You combine a 28 oz can of tomatoes with an equal weight of the fresh, which you peel, seed and chop. You drain the canned tomatos, and you can save the liquid from them separately, in case you want to thin your sauce later. You include in the mix any liquid that oozed out of the fresh ones, (seeds strained out) and puree both kinds of tomatoes together until smooth, using a food processor, or with an immersion blender. (I am happy to report that I have replaced my defunct and lamented immersion blender, which was cordless, with another Braun, but a plug-in one this time. It was, of course, a plus to the clumsy not to be dealing with a flapping cord. But I suspect the sudden death of the first blender had to do with the recharging apparatus, so I went for the very simple. I contemplated a fancier model, but it looked kind of unwieldly. I'm enjoying wielding the new one.)
The rest is the usual tomato sauce thing. In a heavy pan, you gently sweat a chopped yellow onion, a finely chopped carrot, some chopped fennel (or celery) and a clove or two of garlic in a bit of olive oil.
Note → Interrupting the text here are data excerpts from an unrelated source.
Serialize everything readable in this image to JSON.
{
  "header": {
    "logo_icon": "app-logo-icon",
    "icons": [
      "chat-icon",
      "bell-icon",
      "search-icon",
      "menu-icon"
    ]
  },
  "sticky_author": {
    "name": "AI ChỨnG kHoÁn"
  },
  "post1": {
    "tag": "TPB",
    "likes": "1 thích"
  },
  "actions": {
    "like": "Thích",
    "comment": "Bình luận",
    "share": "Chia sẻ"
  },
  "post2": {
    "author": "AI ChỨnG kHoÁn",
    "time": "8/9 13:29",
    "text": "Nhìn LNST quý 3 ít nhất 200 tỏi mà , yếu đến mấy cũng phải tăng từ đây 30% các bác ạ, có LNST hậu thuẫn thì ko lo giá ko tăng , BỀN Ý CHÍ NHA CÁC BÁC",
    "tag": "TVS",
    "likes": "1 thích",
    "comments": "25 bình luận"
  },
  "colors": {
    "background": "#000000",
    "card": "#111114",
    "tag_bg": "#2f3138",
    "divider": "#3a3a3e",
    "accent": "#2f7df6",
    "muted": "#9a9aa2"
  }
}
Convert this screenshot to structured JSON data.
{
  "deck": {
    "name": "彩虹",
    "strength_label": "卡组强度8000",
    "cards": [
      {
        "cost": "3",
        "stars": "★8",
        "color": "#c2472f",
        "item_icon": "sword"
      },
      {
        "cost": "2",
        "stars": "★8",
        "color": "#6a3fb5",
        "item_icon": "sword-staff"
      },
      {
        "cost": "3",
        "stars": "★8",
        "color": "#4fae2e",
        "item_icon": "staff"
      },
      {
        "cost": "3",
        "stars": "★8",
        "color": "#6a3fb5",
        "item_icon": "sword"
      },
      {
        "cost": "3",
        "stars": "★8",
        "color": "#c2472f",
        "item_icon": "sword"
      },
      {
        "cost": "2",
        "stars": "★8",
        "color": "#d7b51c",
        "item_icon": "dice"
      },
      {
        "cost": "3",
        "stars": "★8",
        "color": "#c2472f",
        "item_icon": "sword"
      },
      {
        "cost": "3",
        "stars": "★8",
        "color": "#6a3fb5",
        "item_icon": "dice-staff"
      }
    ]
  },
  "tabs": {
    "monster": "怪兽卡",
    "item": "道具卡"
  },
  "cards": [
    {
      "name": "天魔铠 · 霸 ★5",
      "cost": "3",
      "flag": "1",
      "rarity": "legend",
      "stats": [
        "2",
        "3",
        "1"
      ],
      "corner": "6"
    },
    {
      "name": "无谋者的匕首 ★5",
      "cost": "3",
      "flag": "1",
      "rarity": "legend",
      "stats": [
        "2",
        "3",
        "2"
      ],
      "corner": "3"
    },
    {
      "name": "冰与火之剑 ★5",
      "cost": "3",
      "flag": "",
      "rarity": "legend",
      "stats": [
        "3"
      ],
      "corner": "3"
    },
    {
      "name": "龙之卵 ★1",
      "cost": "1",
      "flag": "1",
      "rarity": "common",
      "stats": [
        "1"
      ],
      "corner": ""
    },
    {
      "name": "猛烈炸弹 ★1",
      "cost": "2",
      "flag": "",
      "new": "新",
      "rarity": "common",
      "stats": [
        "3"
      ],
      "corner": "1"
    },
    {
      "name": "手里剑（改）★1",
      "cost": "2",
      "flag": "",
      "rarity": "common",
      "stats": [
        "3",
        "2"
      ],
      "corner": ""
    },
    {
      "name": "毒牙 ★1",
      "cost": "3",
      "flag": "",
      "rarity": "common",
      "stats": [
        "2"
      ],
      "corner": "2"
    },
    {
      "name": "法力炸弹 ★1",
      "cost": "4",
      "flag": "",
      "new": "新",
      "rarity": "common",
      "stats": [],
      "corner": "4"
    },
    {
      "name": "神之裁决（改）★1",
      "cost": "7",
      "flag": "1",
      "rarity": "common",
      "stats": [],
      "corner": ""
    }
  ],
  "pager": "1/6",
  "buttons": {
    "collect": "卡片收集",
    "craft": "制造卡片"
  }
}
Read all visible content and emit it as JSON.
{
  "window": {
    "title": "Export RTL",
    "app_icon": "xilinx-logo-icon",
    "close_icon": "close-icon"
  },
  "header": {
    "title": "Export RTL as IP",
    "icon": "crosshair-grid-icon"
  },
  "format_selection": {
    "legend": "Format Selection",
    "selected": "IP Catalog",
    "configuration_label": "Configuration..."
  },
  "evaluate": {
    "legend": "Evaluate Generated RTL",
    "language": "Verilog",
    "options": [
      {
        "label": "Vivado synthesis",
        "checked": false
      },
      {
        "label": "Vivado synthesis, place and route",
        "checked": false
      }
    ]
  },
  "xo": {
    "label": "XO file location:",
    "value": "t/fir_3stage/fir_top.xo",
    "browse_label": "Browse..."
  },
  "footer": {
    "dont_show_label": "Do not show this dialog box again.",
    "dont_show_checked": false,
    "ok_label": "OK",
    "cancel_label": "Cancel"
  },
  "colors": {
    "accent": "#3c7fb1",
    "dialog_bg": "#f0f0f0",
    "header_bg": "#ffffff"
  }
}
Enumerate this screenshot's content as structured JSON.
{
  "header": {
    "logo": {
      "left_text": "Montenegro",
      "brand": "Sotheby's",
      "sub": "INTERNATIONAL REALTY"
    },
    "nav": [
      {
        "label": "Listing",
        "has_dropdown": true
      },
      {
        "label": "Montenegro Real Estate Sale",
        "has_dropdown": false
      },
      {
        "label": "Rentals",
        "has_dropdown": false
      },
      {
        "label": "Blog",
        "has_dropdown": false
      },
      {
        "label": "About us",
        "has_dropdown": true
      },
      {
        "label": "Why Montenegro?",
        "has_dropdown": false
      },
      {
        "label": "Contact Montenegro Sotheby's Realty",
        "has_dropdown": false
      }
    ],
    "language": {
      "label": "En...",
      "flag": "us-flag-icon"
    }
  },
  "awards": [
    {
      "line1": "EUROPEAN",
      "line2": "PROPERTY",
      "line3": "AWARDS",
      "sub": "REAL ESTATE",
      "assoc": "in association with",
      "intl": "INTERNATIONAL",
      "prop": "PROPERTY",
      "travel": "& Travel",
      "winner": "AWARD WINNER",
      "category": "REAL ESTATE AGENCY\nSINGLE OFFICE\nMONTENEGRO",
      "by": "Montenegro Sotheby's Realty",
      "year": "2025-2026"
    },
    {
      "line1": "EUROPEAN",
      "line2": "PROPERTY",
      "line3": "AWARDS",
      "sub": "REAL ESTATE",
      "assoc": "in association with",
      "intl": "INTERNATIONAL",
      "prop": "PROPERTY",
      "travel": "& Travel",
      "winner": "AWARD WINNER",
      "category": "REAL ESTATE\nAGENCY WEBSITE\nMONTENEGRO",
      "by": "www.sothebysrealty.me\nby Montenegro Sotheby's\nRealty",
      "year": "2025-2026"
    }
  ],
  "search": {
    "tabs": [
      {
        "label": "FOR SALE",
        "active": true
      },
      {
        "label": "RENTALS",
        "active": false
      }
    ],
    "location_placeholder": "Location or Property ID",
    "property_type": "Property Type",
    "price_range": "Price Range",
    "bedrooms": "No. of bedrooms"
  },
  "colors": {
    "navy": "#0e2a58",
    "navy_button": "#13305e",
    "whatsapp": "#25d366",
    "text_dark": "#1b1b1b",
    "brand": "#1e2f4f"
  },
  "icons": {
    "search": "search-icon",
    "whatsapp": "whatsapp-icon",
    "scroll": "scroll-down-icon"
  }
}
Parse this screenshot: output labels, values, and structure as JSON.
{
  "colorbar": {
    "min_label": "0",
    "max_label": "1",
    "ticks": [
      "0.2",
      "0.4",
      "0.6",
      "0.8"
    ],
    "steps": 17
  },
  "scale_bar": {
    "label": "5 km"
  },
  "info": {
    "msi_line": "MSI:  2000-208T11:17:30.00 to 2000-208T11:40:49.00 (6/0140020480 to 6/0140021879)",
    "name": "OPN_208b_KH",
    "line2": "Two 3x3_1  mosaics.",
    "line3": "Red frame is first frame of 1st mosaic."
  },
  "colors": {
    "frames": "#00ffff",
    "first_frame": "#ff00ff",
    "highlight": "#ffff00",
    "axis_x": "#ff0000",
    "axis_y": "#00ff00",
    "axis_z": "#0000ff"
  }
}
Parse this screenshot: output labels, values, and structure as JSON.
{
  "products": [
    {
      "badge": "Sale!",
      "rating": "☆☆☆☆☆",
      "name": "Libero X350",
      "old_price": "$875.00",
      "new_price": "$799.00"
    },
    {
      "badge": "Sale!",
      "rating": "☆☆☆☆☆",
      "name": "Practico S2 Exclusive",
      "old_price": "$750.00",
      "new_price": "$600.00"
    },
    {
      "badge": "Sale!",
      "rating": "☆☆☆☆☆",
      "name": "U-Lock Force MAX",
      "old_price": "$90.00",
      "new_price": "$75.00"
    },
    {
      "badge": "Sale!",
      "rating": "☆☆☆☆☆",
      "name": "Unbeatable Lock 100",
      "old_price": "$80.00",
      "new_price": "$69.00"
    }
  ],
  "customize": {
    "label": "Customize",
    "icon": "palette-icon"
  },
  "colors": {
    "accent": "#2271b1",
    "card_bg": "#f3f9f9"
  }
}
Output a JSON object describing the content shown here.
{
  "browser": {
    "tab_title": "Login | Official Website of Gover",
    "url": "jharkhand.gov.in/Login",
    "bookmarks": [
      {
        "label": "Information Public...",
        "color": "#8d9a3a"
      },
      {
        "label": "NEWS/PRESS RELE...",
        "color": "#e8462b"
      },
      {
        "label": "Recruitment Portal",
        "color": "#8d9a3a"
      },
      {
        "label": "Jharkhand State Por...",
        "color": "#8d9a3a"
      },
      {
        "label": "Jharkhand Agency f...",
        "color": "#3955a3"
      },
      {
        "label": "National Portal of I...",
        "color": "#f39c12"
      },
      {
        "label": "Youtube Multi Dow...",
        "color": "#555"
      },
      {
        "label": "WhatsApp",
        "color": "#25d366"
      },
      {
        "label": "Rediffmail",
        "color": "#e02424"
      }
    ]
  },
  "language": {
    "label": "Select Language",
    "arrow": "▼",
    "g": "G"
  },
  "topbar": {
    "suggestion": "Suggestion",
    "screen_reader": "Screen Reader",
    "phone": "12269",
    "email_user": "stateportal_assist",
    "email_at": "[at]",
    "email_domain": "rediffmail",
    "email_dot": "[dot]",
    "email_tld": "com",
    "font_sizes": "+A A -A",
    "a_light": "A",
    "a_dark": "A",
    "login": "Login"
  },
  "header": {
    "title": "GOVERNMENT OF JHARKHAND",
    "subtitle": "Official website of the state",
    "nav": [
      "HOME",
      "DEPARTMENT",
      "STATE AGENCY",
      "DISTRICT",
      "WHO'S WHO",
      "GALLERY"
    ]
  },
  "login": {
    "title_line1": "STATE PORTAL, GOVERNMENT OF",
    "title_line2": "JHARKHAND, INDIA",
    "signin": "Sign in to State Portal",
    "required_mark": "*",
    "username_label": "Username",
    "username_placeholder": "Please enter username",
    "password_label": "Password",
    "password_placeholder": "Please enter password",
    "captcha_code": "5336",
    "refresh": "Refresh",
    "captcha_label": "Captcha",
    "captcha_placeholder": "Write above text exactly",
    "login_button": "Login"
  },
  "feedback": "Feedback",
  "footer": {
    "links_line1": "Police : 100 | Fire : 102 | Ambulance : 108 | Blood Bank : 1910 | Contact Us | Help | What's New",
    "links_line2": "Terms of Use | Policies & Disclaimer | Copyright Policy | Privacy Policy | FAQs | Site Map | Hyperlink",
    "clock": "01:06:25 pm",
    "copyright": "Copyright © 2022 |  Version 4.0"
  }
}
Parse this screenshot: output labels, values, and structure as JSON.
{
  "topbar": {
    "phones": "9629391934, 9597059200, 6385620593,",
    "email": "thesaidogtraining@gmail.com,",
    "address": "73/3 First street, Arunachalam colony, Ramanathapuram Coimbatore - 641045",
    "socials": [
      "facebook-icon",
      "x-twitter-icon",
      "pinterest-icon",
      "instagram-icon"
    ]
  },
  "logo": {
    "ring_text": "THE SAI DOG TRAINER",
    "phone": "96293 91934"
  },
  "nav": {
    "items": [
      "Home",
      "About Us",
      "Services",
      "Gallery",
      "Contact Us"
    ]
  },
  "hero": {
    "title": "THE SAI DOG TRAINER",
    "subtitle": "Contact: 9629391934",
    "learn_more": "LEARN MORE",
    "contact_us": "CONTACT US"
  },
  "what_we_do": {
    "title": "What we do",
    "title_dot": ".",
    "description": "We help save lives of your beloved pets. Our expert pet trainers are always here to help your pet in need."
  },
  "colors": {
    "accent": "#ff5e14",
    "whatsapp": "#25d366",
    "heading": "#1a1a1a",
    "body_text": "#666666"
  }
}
When the veg are transparent, you add the tomatoes, salt, pepper, a pinch of crushed pepper flakes,a bay leaf or two, and a bit of grated nutmeg. Bring it to a simmer and cook down to the desired consistency for whatever you are making.
It can be very thick and almost spreadable, or quite soupy, and works both ways. About 15 minutes before you think it will be finished, add some suitable fresh herbs (basil, marjoram, whatever goes with what you intend.) Naturally, you can include additional desired vegs at the saute stage, too. Taste for seasoning and if it isn't perfect, try a pinch of sugar. Of course you can make up or adapt all sorts of variations, including some oven roasted tomatoes in the mix, or dried porcinis and so on. It is good, in simple and fairly light form, as a sauce for a vegetable tian, or a cauliflower cheese, and makes fine base for a rich, multi-meat ragu, or tradtional lasagna.
Well, nice for the summer, you may say,when real tomatoes exist, but this is the great part- the sauce is almost as good frozen as fresh. So theoretically, if you were a real pantrymeister, you could make bags and bags of it in the summer, freeze it, and use it whenever. I like to think that if I had my own place and space for a real freezer, instead of my inadequate and quirky top of the fridge shoebox, that I would do this to the max. But I must say, I doubt if I actually would.
Because here's the thing. Obviously, delicious home canned tomatoes would improve this sauce, and be even more of a boon to the all-canned-tomato winter sauce I make. There is absolutely nothing preventing me from putting up a years supply of canned tomatoes. I may not have a freezer, but I can always find shelf space somewhere for something really good.
Don K., the farmer responsible for my weekly farmbox, just sent out an email "tomato alert" saying that many extra bushels of tomatoes of various desirable types were available for purchase this week. Why did I not jump on this and order enough to make vast quantities of canned tomatoes? Well...I only have 8 oz and 2 qt ball jars in the house, and you need to do tomatoes in quarts.
Sure. Truth is, I just don't feel like canning a winter's worth of tomatoes. I do like a well stocked pantry. I love gloating over my little hoard of small batch jams and pickles and brandied fruit, all in a row, but I don't really like canning lots and lots of tomatoes. And I like making sauce when I'm about to use it for something, and maybe one extra batch to freeze for next time.
But I think I will get a half bushel and do a few jars of tomatoes, if they are still available next week. Home canned tomatoes can be so fine.
One of the benefits of apartment life is the opportunity for whinging about all the things you are not allowed to do, or don't have space for, while avoiding the responsibility for shoveling the walk, fixing the leaky faucet, dealing with the flooded basement. Truth is, I'm a pretty lazy woman. If I move, it won't be for the big freezer, it will be because I long for my own greengage plum tree.